Under artistic director John Houseman, the famed Stratford Festival Theatre once played host to theatrical luminaries, in a 30-year heyday that stretched from 1955 to 1985. Efforts to rebuild and revive the theatre as a theatrical hub along the Housatonic River have been going on for years. The most recent effort was spearheaded by another renowned actor/manager: Robert Johansen, former artistic director of New Jersey's Paper Mill Playhouse, who worked with actors from the Norwalk, Conn.-based Theatre Artists Workshop to stage the Bard's tragedy among the large trees on the grounds of the old theatre building.
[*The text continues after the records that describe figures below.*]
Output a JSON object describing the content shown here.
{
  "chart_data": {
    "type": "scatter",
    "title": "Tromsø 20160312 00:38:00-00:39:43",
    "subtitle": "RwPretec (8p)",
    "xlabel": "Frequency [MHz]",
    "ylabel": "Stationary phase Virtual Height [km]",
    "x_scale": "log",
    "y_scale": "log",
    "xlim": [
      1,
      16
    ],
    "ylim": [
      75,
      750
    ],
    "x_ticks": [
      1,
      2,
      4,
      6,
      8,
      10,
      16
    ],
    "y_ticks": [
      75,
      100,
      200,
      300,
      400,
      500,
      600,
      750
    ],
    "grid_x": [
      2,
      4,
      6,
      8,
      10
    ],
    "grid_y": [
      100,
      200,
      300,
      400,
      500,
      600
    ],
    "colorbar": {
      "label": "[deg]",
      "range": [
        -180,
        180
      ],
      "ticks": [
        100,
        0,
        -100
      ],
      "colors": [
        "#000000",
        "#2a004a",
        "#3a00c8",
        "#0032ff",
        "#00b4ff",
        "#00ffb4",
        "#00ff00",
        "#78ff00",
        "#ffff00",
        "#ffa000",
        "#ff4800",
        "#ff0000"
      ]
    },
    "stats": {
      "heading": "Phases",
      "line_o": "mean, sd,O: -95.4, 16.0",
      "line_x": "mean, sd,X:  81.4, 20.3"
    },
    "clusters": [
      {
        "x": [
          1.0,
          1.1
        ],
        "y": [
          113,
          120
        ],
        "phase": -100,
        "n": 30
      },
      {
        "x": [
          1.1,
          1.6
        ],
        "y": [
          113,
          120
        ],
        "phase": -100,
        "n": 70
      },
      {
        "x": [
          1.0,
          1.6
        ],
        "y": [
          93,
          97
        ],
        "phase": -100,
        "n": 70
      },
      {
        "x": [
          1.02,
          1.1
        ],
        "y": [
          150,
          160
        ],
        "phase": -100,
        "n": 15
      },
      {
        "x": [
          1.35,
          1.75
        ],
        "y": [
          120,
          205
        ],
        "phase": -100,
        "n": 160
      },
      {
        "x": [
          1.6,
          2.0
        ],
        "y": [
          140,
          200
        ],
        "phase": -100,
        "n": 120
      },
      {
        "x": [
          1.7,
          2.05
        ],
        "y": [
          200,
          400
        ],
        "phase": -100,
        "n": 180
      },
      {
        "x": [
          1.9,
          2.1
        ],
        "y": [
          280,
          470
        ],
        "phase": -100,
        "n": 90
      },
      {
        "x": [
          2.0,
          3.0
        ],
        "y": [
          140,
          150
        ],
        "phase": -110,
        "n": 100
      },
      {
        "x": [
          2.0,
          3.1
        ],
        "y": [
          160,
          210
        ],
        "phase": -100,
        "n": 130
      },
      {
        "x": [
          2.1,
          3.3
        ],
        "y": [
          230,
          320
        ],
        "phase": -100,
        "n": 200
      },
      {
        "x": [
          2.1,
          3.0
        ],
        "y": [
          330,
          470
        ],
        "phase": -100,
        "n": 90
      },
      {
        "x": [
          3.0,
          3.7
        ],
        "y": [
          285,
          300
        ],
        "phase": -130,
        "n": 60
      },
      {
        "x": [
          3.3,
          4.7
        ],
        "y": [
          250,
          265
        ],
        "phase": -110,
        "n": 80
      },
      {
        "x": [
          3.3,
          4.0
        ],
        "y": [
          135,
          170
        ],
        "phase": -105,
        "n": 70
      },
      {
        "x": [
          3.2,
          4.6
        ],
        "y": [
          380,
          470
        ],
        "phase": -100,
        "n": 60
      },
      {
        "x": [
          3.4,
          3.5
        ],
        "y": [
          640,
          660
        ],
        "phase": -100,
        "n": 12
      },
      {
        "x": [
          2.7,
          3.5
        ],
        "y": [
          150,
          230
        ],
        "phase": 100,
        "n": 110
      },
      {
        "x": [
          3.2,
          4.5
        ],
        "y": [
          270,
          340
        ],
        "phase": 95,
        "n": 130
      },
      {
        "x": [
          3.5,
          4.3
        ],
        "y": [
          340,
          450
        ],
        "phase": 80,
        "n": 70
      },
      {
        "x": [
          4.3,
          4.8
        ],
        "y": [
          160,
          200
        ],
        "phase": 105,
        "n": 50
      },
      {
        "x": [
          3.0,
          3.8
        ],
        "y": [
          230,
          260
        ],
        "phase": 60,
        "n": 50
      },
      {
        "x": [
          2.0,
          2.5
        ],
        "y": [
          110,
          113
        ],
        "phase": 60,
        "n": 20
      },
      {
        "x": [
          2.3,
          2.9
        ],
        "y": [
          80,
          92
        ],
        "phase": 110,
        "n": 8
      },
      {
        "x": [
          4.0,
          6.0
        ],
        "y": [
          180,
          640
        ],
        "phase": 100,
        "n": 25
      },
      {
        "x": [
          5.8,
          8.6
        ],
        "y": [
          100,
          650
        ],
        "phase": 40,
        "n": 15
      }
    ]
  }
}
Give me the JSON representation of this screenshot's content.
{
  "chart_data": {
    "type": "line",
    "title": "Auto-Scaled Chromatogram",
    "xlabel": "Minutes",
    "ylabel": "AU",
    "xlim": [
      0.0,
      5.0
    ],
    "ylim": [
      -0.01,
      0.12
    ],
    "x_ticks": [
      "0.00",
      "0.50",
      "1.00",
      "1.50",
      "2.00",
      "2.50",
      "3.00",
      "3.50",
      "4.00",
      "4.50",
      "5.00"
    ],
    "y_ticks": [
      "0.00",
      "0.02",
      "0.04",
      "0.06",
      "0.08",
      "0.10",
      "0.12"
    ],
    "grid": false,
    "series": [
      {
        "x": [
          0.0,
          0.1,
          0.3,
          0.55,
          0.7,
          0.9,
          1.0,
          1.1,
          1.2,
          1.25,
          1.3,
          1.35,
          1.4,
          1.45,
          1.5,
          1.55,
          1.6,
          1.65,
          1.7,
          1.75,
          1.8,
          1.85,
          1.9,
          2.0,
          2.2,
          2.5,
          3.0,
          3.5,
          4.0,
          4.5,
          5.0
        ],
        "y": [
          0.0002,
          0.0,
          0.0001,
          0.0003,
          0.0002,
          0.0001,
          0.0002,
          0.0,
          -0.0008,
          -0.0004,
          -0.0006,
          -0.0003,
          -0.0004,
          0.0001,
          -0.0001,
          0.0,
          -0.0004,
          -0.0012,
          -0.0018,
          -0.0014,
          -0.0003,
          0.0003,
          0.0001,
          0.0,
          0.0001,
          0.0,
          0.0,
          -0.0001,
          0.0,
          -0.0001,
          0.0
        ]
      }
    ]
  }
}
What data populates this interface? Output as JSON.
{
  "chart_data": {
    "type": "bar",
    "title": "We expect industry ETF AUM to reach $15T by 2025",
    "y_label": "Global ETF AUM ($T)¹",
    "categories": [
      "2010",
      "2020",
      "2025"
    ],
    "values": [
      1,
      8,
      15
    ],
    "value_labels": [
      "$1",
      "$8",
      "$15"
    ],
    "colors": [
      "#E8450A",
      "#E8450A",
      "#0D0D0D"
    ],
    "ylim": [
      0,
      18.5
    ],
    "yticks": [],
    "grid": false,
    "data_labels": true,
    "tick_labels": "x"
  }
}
Actors more or less donated their time, and the set by John Byrne was essentially a multilevel platform set that made the most of the outdoor setting. One thing the production--directed by Johansen, who also starred as Iago--couldn't skimp on was the costumes. Here Johansen turned to his former colleague, Greg Poplyk, who had designed Paper Mill's definitive productions of
My Fair Lady,
Carousel and
Show Boat, and who now heads TDF's Costume Collection. In an innovative partnership, Poplyk arranged a barter system in which the value of costumes donated by the production to the TDF Collection could be exchanged for rentals.
"Greg dressed us so beautifully--we just looked fabulous," gushes Joanne Parady, who produced the play and starred as Emilia.
"This is not that rare," Poplyk explains. "Designers, individuals, and companies can donate costumes to us-and we give them a rental credit. We win, because we gain new stock, and they win, because they are able to stretch their rental budgets.”
The pieces the TDF Costume Collection can't use aren't trashed: They're donated to the Police Athletic League and to schools. Men's plain T-shirts are sent to shelters. There tends to be a glut of left-over shoes. Poplyk explains why.
"Because of Equity rules, shoes can't be used again if they're used in a dance number," Poplyk explains. "New shoes have to be made every time a chorus member gets replaced. So when
Saturday Night Fever was on Broadway, for instance, we got a lot of shoes."
For the benefit staging of
Othello, shoes were only the beginning. "For this production, they needed to get everything out of the collection: the footwear, the masks, the medallions, the swordbelts," Poplyk says.
Some of the costumes came from the Special Stock, a premium collection that has dressed up a production of Verdi's opera
Otello. Indeed, Parady recalls with a startled laugh, "Our Cassio was wearing a costume that was Placido Domingo's! I had never been to the Costume Collection before, and I was just dazzled at all these costumes, beautifully laid out by period. I was just drooling! And Greg pulled out the most wonderful things to wear."
Parady counts the benefit a success toward a worthy cause.
"I grew up seeing plays performed at the Stratord Theatre, and it's always a sad thing that this building sits up, half renovated and half not," says Parady. "This was our second season of doing a benefit weekend, and it was a spectacular event. We had 500 people there with picnic baskets and the Housatonic in the background. The audience was on its feet at the end."
We've heard that clothes make the man, but in this case clothes from the TDF Costume Collection essentially made a whole show possible. Not a bad way to spend a vacation.